Think Before You, er, …Tweet?
Businessman James Andrews, arriving in Memphis on a business trip, tweeted, “True confession but I’m in one of those towns where I scratch my head and say ‘I would die if I had to live here.’”
Andrews’ comments created an uproar in Memphis and jeopardized his job. “He failed to consider that once recorded and made public on Twitter, his words might come back to haunt him, such being life in the digital age,” points out P.M. Forni, professor in the Department of German and Roman Languages and Literatures, in his new book, The Thinking Life, How to Thrive in the Age of Distraction.
The need to think before you tweet is just one variation of the theme, illustrated in countless cases and developed as a point for reflection in this latest work by Forni, who has become the voice for civility through his popular writings. While embracing new digital media as a great source of information, Forni explains that the barrage of instant communication can lead to stress and unhappiness. “In this age that has made distraction a way of life,” he writes “the essence of my message could not be simpler: Think if you wish to thrive.”
Forni, professor of Italian literature, has ushered in a new era of civility at countless workplaces and schools through his Hopkins-based Civility Initiative. A devotee of the Stoic philosophers, he himself is the essence of civility and calm as he responds to nuances of conversation over a glass of iced tea at a Barnes & Noble bookstore. The spark for this attention to inattention did not come from any specific event or student; rather it stemmed from his observation of “society at large,” he says.” It seems that we cannot conceive of how the Roman aqueducts, the pyramids, Michelangelo’s David … “ Forni pauses as if he could continue the list forever, “could be conceived without Facebook.”

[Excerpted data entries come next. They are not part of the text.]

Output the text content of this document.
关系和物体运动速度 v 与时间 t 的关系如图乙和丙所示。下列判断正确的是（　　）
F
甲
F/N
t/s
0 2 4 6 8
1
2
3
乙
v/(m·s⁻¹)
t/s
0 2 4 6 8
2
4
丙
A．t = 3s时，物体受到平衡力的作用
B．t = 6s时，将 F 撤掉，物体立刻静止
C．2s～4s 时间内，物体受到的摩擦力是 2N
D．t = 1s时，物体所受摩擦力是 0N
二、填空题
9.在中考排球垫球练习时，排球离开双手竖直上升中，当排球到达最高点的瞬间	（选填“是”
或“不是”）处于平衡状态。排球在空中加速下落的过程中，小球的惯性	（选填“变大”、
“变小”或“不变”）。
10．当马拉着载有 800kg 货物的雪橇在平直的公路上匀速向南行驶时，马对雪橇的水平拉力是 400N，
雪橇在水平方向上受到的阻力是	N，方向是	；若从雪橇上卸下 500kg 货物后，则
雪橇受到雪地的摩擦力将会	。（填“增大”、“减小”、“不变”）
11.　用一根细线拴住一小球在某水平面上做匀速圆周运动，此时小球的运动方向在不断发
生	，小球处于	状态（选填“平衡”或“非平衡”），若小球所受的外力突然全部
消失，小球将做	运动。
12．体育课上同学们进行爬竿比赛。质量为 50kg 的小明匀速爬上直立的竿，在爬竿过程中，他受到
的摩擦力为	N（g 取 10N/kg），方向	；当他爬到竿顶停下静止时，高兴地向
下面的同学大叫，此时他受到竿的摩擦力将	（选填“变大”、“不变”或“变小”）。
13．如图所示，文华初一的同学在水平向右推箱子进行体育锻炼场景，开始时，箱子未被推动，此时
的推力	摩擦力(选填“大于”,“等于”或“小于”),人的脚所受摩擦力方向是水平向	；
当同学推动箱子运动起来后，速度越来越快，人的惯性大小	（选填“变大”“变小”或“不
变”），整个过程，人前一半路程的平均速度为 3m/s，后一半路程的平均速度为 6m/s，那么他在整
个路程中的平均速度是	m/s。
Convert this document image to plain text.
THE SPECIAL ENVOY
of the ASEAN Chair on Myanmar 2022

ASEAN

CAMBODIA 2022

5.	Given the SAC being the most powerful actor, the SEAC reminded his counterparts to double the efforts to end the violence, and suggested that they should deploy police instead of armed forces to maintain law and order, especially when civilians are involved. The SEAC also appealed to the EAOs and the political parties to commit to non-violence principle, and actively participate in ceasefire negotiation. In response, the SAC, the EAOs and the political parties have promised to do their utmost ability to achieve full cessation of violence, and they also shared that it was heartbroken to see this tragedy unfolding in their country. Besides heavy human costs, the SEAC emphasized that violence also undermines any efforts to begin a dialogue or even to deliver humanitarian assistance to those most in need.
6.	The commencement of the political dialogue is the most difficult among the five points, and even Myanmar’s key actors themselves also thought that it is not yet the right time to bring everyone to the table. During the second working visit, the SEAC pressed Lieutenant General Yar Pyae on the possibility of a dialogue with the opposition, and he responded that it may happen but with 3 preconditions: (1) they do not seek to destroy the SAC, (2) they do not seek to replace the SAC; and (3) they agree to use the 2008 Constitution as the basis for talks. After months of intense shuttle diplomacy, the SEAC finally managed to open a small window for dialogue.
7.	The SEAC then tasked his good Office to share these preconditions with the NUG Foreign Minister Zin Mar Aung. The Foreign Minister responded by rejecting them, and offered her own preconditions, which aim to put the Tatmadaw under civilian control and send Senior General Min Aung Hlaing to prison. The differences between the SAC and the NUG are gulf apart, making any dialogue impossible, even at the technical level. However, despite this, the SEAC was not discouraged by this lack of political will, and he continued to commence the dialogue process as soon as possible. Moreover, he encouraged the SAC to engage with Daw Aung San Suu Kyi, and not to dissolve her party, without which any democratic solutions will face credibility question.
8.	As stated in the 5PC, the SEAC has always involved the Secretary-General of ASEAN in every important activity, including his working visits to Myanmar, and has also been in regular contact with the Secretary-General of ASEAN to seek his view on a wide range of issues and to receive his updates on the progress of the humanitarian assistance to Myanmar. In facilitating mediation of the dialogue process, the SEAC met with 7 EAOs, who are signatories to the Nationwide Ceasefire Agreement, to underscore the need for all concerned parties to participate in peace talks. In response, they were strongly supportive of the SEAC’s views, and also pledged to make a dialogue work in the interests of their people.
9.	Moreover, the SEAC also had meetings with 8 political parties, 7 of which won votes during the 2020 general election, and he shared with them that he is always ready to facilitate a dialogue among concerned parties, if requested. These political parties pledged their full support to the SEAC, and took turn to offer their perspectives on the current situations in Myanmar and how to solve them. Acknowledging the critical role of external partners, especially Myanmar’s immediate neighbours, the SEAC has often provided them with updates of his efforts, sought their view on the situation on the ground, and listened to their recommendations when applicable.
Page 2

“One of the major disadvantages of our reliance on the Net is that we do not retain the information. Our prevailing operational mode is one of retrieval, not retention. The problem with that is that our brain’s neural pathways are only as good as the cognitive tasks we ask them to perform. We could ask the Net to do our storing for us, but retention is not just passive storage that we can delegate to a machine.”
In his inimitable way, Forni reduces the complex to a simple, incisive question in the book: “So, is Google making us stupid?”
He skirts direct answers in favor of examples, more questions, stories and quotes from the Stoics as well as later philosophers including Buddha, Isaac Newton, and others. The Thinking Life is divided into 12 chapters addressing such topics as “Why You Don’t Think and Why You Should” and “Choosing to Be Thoughtful.” Forni urges readers to apply the book to their lives through questions and exercises at the end of each chapter. For example, in a chapter focused on simplifying life, he encourages readers to reflect: “In the age of multi-tasking, is Marcus Aurelius’ exhortation to keep things to a few inspirational or impractical?”
Forni says he likes the idea of reaching more people with down-to-earth, practical wisdom. After all, Stoic Epictetus wrote the original self-help book, The Enchiridion, which offers advice on “how to live your life in a way that is in harmony with rationality and nature,” says Forni.